Black Ivory King as a nickname came from his known preference for playing the black keys on the piano. The likely explanation being that he sometimes worked within a band set-up, and horn players favour using the keys of A, A♭, and E♭. Three of King's recordings were in those keys. Black Ivory King recorded only four songs for Decca Records, which were waxed in Dallas, Texas, on February 15, 1937. One of those sides was "Working for The PWA", an updated version of the earlier track, "Red Cross Store Blues". Black Ivory King must have been aware of part of Blind Lemon Jefferson's work, as his recording of "Match Box Blues" included some of the latter musician's verses.

Following his brief recording session, Black Ivory King moved on again eventually settling in Los Angeles. Little is known of his existence thereafter, although in February 1942 his draft card showed him as being 5'6 foot, and weighing 147 pounds. After the war he worked as a musician in the Tip Top Bar Room in Los Angeles.

Black Ivory King died on November 17, 1947, due to pulmonary disease, indicating he had suffered from tuberculosis.

==Legacy==
Black Ivory King's piano playing was linked to the "Santa Fe Group", named after touring musicians utilising the Santa Fe, Texas, freight trains.

The blues musician Dave Alexander (1938–2012) was named for his father's best friend, David Alexander (Black Ivory King).

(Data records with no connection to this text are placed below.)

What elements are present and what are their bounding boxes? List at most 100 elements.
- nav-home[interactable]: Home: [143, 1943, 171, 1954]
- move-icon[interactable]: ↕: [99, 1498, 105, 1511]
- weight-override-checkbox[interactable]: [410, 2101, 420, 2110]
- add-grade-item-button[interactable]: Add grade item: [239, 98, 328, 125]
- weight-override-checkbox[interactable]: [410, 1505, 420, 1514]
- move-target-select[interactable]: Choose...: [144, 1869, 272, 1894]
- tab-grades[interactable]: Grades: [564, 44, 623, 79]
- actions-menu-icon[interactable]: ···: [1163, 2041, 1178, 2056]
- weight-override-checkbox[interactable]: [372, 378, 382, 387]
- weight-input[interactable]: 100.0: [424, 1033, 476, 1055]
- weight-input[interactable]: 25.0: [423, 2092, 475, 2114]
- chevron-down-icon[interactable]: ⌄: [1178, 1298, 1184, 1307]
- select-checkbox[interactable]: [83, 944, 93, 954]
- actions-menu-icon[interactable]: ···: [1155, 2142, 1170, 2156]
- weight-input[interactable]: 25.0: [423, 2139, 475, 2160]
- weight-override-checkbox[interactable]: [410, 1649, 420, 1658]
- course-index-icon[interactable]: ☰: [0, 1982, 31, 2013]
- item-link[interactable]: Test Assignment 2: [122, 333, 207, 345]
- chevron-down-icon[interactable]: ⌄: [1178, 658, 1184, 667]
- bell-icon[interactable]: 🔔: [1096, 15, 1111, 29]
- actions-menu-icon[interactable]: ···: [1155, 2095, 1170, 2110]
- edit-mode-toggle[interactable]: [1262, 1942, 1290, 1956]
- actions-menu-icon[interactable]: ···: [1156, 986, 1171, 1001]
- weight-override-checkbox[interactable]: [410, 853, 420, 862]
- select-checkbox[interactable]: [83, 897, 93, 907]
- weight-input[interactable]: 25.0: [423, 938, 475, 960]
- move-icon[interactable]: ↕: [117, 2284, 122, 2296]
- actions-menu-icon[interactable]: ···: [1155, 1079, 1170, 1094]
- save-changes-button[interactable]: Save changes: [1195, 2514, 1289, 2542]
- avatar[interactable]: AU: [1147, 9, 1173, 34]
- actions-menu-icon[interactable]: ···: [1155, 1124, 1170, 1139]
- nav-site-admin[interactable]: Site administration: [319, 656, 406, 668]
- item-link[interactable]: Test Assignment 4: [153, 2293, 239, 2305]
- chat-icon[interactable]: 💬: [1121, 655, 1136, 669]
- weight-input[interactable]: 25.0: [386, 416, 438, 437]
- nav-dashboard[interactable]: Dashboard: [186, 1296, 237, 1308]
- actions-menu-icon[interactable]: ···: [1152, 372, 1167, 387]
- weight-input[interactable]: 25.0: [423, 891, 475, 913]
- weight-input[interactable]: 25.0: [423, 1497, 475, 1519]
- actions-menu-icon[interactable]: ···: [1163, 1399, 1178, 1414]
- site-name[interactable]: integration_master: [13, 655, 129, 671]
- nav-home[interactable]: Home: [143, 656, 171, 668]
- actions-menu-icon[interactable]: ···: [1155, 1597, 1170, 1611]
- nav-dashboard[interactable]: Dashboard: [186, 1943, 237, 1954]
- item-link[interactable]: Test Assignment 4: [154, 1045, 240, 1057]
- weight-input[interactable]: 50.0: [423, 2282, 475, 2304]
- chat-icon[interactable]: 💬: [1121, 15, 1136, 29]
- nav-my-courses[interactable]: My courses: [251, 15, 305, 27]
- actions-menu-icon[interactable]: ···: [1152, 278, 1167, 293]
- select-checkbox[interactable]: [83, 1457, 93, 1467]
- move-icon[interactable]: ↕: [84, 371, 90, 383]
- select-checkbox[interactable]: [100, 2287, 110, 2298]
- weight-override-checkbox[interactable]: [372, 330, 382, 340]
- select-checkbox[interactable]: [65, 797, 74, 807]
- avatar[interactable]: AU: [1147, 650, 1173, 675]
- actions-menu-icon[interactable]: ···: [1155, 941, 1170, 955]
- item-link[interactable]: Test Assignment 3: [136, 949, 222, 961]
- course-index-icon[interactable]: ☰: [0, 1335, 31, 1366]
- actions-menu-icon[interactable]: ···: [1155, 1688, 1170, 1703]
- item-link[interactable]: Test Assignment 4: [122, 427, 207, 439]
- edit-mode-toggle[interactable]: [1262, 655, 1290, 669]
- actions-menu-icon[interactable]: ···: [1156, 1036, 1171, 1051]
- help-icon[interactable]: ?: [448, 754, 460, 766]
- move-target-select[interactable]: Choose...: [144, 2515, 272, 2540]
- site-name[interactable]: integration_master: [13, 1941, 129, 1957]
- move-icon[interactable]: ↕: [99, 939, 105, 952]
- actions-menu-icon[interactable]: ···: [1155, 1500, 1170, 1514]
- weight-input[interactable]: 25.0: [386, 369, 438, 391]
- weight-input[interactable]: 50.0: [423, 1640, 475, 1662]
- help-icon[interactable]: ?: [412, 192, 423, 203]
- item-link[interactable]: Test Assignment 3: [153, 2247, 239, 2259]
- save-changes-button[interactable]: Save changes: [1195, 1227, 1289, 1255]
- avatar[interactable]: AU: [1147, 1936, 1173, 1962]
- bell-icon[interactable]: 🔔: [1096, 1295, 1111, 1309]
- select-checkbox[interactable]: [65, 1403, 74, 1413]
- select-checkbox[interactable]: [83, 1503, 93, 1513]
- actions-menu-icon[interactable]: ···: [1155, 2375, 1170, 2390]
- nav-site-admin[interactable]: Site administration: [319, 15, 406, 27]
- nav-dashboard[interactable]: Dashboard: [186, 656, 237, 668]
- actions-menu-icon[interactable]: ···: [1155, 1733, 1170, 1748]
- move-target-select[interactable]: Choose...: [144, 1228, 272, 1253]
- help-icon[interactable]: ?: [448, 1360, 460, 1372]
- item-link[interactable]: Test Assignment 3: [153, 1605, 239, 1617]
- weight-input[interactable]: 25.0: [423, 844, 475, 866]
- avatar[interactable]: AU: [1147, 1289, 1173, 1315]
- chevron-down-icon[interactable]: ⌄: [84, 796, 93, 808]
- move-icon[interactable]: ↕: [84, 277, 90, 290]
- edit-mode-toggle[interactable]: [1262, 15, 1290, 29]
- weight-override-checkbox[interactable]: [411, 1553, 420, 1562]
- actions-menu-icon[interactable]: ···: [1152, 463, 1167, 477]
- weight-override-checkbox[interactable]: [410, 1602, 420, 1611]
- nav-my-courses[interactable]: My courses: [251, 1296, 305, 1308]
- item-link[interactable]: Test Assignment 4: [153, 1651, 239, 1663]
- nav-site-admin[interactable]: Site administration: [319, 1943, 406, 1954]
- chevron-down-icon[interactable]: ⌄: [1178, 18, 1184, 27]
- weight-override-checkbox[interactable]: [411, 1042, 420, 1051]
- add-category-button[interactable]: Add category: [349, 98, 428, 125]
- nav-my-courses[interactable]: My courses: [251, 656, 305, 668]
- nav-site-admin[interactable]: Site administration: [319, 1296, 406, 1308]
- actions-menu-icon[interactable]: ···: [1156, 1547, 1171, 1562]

The lyrics to "The Flying Crow" were printed in a publication released in 1993.

==Discography==
===78rpm singles===
- "Gingham Dress (Alexander Blues)" / "Match Box Blues" (Decca, 1937)
- "The Flying Crow" / "Working for The PWA" (Decca, 1937)

===Compilation album===
- 1994: Black Boy Shine & Black Ivory King 1936-1937, (Document) (This collection had 18 sides recorded by Black Boy Shine, plus four accredited to Black Ivory King).